Para concluir o raciocínio, é preciso dizer que Rodolfo Teófilo é um autor mal registrado na historiografia literária. Atualmente sua obra tem poucos leitores e reduzido impacto na crítica especializada. Indo além da perspectiva estética, o que evidencia o estudo comparado da obra de Teófilo é que os parâmetros extraliterários para o esquecimento ou reconhecimento artístico de autores e textos são de difícil compreensão. No entanto, e é esse o ponto central da reflexão que faço: as dimensões econômica, política, geográfica e social que circunscrevem a recepção e a perpetuação historiográfica das obras a partir dos estudos literários talvez contribuam pouco para a compreensão das obras em si e muito mais para nos percebermos como os sujeitos que as leem; e sobre os processos estéticos e éticos envolvidos nos processos coletivos-sociais e individuais-intelectuais – tanto do público comum quanto daquele especializado – relativos às construções da ideia e da identificação de uma Literatura nacional.

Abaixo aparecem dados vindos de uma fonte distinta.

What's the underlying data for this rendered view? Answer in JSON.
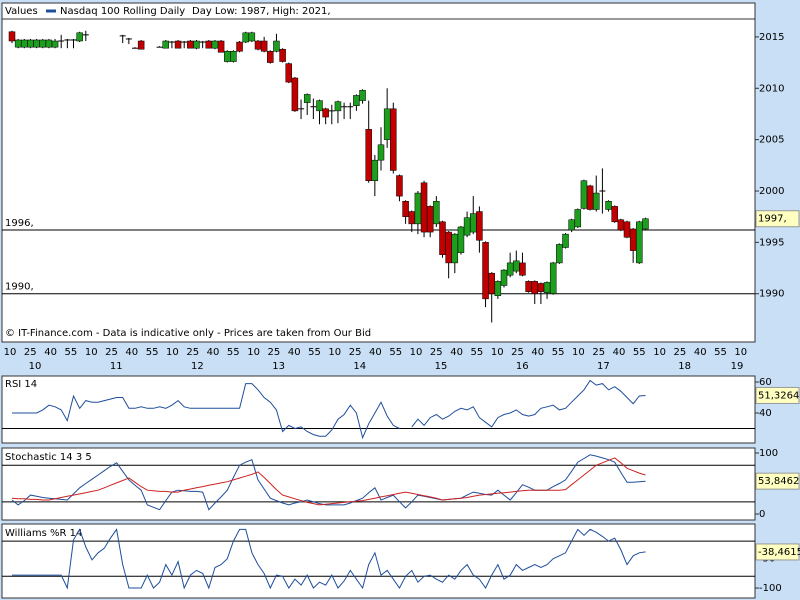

Afinal, trata-se de um processo discursivo envolvendo a seleção de inúmeros elementos (obras e autores) e variantes (condições sócio-discursivas) que se faz em um olhar retrospectivo, mas com os pés no presente (em suas possibilidades e limitações de horizonte) para se justificar exatamente esse ponto de vista (que é individual enquanto realização, mas sendo concomitantemente resultado de uma perspectiva histórica coletiva).